Nip/Tuck - Christian Troy II (6.17)

Liz rencontre une vendeuse de produits pharmaceutiques qui a une particularité plutôt embarrassante. Sean se fait du souci pour l’avoir de la profession et a recours à des injections de Botox. Quant à Christian, sa quête de perfection l’amène a passer sur le billard où l’anesthésie le plonge dans un rêve déroutant.

Le coup du rêve est un classique et Nip/Tuck nous l’a déjà fait. Cette fois c’est au tour de Christian et le message est suffisamment limpide pour ne pas avoir à se lancer dans un déchiffrage poussé. L’occasion de redonner un peu de profondeur à un personnage qui n’a jamais été aussi méprisable et pitoyable que cette saison et de retrouver un trio de divas retouchées et vieillissantes, aperçues au cours des saisons précédentes. Joan Rivers est une vieille Barbie plastique, quant à Joan Van Ark et Donna Mills, on se demande encore pourquoi leur chirurgien n’a pas été traîné en justice. Si la série n’avait qu’un message à transmettre, c’est que la quête de perfection est illusoire, en témoignent ses trois anciennes gloires défigurées. Je ne suis pas bien sûr cependant que les actrices en soient conscientes.
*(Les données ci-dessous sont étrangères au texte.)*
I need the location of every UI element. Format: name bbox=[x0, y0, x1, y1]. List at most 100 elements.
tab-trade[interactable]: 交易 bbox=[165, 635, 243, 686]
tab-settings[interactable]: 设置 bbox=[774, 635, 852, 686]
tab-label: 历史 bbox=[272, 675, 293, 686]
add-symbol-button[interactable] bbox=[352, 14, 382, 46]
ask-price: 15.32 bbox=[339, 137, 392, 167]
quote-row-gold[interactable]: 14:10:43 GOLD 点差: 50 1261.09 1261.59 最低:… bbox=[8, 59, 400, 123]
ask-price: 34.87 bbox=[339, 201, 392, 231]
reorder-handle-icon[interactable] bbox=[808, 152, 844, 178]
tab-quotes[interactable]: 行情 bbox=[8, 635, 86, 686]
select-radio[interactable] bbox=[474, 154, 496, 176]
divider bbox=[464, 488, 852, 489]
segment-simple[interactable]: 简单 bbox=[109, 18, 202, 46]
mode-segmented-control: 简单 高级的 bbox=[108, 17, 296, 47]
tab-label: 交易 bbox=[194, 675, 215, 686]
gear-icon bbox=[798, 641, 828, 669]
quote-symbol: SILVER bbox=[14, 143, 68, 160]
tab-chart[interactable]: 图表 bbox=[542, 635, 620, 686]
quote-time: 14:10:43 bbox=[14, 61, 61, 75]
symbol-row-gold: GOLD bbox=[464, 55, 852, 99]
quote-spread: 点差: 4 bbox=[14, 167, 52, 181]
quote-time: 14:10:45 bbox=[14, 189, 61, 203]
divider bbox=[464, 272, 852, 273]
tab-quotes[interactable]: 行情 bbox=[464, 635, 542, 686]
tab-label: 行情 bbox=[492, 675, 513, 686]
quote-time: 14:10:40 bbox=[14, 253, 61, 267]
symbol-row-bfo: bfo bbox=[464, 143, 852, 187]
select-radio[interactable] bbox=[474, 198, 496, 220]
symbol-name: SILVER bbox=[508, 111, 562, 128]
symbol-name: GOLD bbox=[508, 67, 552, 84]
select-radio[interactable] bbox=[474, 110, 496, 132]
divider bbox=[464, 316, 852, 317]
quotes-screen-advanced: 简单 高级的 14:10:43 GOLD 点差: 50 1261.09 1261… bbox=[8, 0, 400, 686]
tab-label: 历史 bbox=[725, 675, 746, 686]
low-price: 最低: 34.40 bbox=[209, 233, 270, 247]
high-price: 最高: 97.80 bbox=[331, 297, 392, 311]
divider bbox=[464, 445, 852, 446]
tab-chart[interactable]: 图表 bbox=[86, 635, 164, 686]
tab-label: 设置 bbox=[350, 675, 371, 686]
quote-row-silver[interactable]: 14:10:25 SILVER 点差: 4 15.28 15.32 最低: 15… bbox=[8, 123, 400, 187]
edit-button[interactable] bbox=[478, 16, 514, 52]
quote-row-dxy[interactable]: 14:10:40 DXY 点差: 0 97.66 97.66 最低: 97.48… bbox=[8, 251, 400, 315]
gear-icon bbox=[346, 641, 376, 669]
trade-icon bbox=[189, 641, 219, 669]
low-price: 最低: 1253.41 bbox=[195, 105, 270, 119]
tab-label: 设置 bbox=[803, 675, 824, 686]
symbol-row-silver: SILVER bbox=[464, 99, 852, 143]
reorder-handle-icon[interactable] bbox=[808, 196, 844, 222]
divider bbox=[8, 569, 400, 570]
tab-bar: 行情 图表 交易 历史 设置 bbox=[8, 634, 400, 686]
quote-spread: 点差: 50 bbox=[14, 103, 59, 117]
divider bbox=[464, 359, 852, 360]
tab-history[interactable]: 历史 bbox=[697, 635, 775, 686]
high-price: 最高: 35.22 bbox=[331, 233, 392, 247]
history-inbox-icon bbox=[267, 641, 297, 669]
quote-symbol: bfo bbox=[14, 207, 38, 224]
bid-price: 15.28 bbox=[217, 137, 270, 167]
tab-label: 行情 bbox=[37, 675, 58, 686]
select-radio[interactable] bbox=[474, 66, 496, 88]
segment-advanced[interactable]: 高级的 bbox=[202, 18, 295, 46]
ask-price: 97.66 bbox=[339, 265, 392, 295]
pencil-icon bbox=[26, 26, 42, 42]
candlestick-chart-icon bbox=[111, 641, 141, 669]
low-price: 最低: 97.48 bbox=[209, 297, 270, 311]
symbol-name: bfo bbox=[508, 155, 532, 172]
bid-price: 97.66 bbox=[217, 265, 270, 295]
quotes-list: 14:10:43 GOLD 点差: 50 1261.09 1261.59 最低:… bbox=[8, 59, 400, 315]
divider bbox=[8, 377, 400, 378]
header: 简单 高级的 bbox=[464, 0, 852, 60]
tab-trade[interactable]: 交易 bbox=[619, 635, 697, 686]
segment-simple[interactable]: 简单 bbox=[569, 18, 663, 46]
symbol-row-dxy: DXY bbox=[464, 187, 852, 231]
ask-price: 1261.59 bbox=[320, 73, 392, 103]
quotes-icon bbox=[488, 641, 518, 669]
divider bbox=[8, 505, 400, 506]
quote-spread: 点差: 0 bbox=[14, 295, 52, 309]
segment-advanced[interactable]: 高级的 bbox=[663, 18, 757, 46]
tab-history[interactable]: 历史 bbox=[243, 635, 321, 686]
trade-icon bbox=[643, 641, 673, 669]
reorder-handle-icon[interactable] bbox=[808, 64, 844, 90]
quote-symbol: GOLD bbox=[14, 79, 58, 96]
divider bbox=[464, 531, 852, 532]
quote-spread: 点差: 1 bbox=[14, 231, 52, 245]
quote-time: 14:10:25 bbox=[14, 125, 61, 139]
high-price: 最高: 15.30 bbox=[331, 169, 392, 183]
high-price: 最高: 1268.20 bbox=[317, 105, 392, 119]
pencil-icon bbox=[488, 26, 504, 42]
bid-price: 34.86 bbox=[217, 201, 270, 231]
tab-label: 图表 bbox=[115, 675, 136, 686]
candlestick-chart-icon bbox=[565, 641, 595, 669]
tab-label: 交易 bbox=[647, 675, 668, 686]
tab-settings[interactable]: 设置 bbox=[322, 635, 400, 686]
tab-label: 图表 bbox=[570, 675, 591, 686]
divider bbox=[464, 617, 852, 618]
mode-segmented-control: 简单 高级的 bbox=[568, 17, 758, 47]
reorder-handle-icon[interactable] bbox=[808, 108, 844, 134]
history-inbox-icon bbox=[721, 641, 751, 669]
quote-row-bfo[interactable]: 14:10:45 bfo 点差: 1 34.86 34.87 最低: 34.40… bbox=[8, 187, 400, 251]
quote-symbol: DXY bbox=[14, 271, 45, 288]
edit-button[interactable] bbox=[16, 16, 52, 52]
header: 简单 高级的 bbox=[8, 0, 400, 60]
La fin approchant, la série renoue avec son discours principal sur le statut éphémère de la beauté et le désir toujours plus destructeur d’atteindre l’immortalité. Christian en est à la fois l’artisan et la victime. Et comme les autres patients avant lui, il n’échappe pas à la règle qui veut que derrière chaque opération se cachent blessures d’enfance et insécurité chronique. Le propos tient un peu de la psychologie de comptoir, mais est suffisamment bien mis en image pour ne pas avoir l’air trop creux. On retrouve alors pêle-mêle tout ce qui construit le personnage : les abus sexuels de papa, la mort de Kimber, ses sentiments refoulés pour Sean qu’il a une peur panique de perdre, son angoisse face au temps qui passe… L’épisode est une radiographie de l’âme tourmentée de ce pauvre Christian et lui permet enfin de sortir de son rôle unidimensionnel de séducteur égoïste.

Mais Christian n’est pas le seul à vouloir ralentir le rythme du temps, Sean, qu’on ne connaissait pourtant pas sujet à ce genre d’angoisse, se fait injecter toutes sortes de produits pour un résultat effrayant. L’avenir de la beauté ne passe pas par les aiguilles. Mais pas non plus par le bistouri comme en témoigne les réactions finales à la vidéo de l’intervention de Christian postée sur You tube. Le monde se rendrait-il compte que tout ceci est vain ? En tout cas, c’est panique dans les rangs et on se demande si le coup final ne serait pas de mettre la clé sous la porte.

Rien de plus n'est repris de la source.